SABBATDAG
[Hebreeuws: jōm hasj-sjab·bathʹ, van het werkwoord sja·vathʹ, „rusten”, „zich onthouden van inspanning”; Grieks: he heʹme·ra tou sabʹba·tou, „de dag van het volledig ophouden”, „de dag van het doen ophouden”].
De geschiedenis van een wekelijkse 24 uur durende sabbatviering begon toen de natie Israël in de tweede maand na hun uittocht uit Egypte in 1513 v.G.T. in de wildernis verbleef (Ex. 16:1). Jehovah had tot Mozes gezegd dat er op de zesde dag een dubbele hoeveelheid van het door een wonder verschafte manna zou zijn. Toen dit inderdaad gebeurde, berichtten de oversten van de vergadering het aan Mozes, waarop de regeling van de wekelijkse sabbat werd bekendgemaakt (Ex. 16:22, 23). Dat Israël sindsdien verplicht was de sabbat te houden, blijkt uit Jehovah’s woorden in Exodus 16:28, 29.
Toen kort daarop bij de berg Sinaï het Wetsverbond officieel werd ingewijd, werd de wekelijkse sabbat tot een integrerend deel van een stelsel van sabbatten gemaakt (Ex. 19:1; 20:8-10; 24:5-8). Dit sabbatstelsel bestond uit velerlei sabbatten: de zevende dag, het zevende jaar, het vijftigste jaar (jubeljaar), 14 Nisan (Pascha), 15 en 16 Nisan, 21 Nisan, 6 Sivan (Pinksteren), 1 Ethanim, 10 Ethanim (Verzoendag), 15 Ethanim en 22 Ethanim.
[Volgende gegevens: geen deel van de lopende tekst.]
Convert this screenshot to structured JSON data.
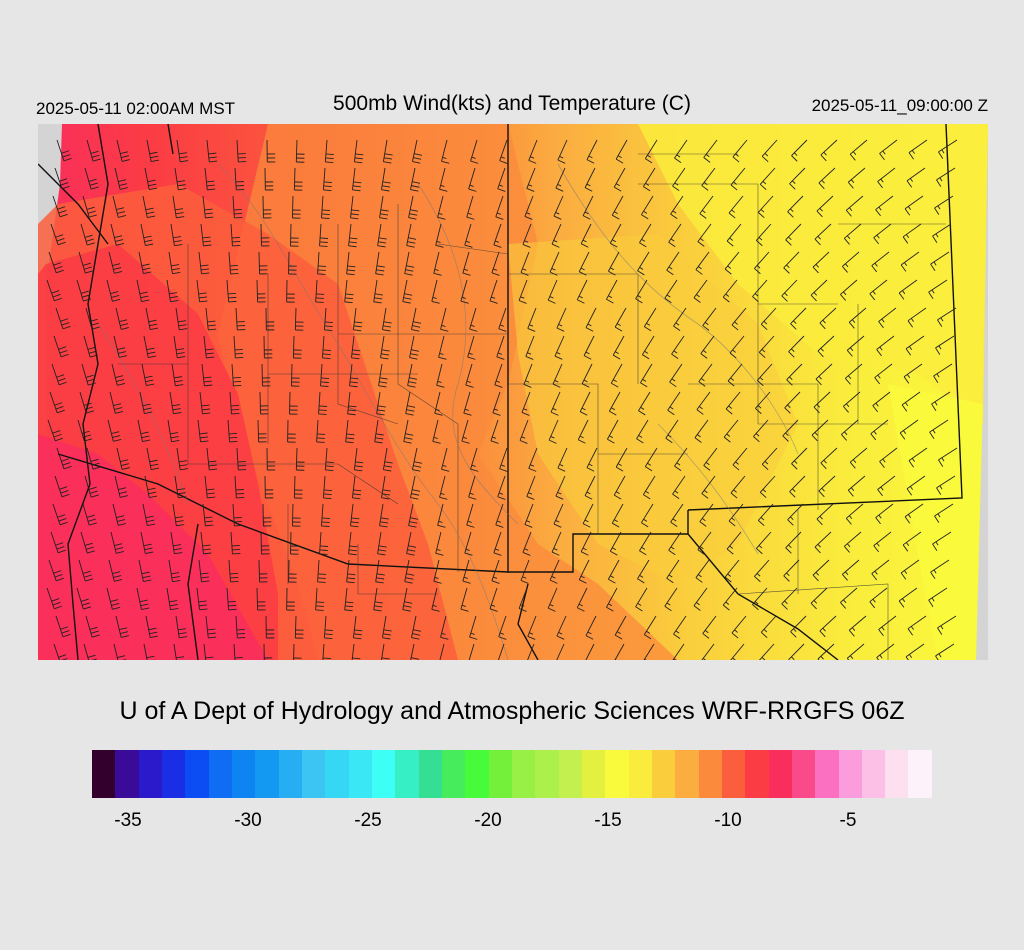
{
  "header": {
    "local_time": "2025-05-11 02:00AM MST",
    "title": "500mb Wind(kts) and Temperature (C)",
    "valid_time": "2025-05-11_09:00:00 Z"
  },
  "credit": "U of A Dept of Hydrology and Atmospheric Sciences WRF-RRGFS 06Z",
  "colorbar": {
    "colors": [
      "#33002e",
      "#3a0a99",
      "#2a1acc",
      "#1a2ee6",
      "#0b4df2",
      "#0e6df2",
      "#0e84f2",
      "#1499f2",
      "#25aef2",
      "#3cc4f2",
      "#36d6f5",
      "#3ae8f5",
      "#3efff5",
      "#36efc4",
      "#34df93",
      "#46ec5c",
      "#46fb3a",
      "#74ef3a",
      "#98f046",
      "#acf04b",
      "#c4f04f",
      "#e4f040",
      "#fafa3c",
      "#faec3c",
      "#facd3c",
      "#fbad40",
      "#fb8a3c",
      "#fb5e3c",
      "#fb3c44",
      "#fa2e5c",
      "#fb4a8a",
      "#fb70c0",
      "#fb9cdc",
      "#fcc0e6",
      "#fde0f0",
      "#fef2fa"
    ],
    "tick_labels": [
      "-35",
      "-30",
      "-25",
      "-20",
      "-15",
      "-10",
      "-5"
    ],
    "tick_values": [
      -35,
      -30,
      -25,
      -20,
      -15,
      -10,
      -5
    ],
    "min": -36.5,
    "max": -1.5
  }
}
Dat vóór de uittocht uit Egypte aan geen van Gods dienstknechten de verplichting was opgelegd de sabbat te houden, blijkt uit het getuigenis in Deuteronomium 5:2, 3 en Exodus 31:16, 17: „Niet met onze voorvaders heeft Jehovah dit verbond gesloten, maar met ons.” „De zonen van Israël moeten de sabbat onderhouden . . . in hun geslachten. . . . Tussen mij en de zonen van Israël is het een teken tot onbepaalde tijd.” Als de Israëlieten de sabbat al eerder zouden hebben gehouden, zou die dag niet als een herinnering aan hun door Jehovah verschafte bevrijding uit Egypte gediend kunnen hebben, zoals Deuteronomium 5:15 laat zien. Het feit dat enkele Israëlieten, in weerwil van de rechtstreekse instructie om het niet te doen, op de zevende dag toch naar buiten gingen om manna bijeen te rapen, geeft te kennen dat de sabbatviering iets nieuws was (Ex. 16:11-30). Dat er onzekerheid bestond over de wijze waarop er nadat de Wet bij de berg Sinaï was gegeven, gehandeld moest worden in de kwestie van de eerste sabbatschender over wie bericht wordt, duidt er eveneens op dat de sabbat pas kort voordien was ingesteld (Num. 15:32-36). Toen de Israëlieten als slaven in Egypte verbleven, zouden zij de sabbat niet hebben kunnen onderhouden, ook al zouden zij toen onder zo’n wet hebben gestaan. Farao beklaagde zich er al over dat hij Mozes lastig vond toen deze alleen nog maar om een periode van drie dagen vroeg teneinde God een slachtoffer te brengen. Hoeveel te meer zou hij zich beklaagd hebben als de Israëlieten geprobeerd zouden hebben om elke zeven dagen één dag te rusten (Ex. 5:1-5). Alhoewel het waar is dat de patriarchen de tijd kennelijk in weken van zeven dagen indeelden, is er geen bewijs voor dat aan de zevende dag een speciale betekenis werd toegekend. Het getal zeven was echter belangrijk omdat het op volledigheid duidde (Gen. 4:15, 23, 24; 21:28-32; 26:32, 33, NW 1953, Engels, voetn.) Het Hebreeuwse woord voor „zweren” (sja·va‛ʹ) is verwant aan het woord dat „zeven” betekent.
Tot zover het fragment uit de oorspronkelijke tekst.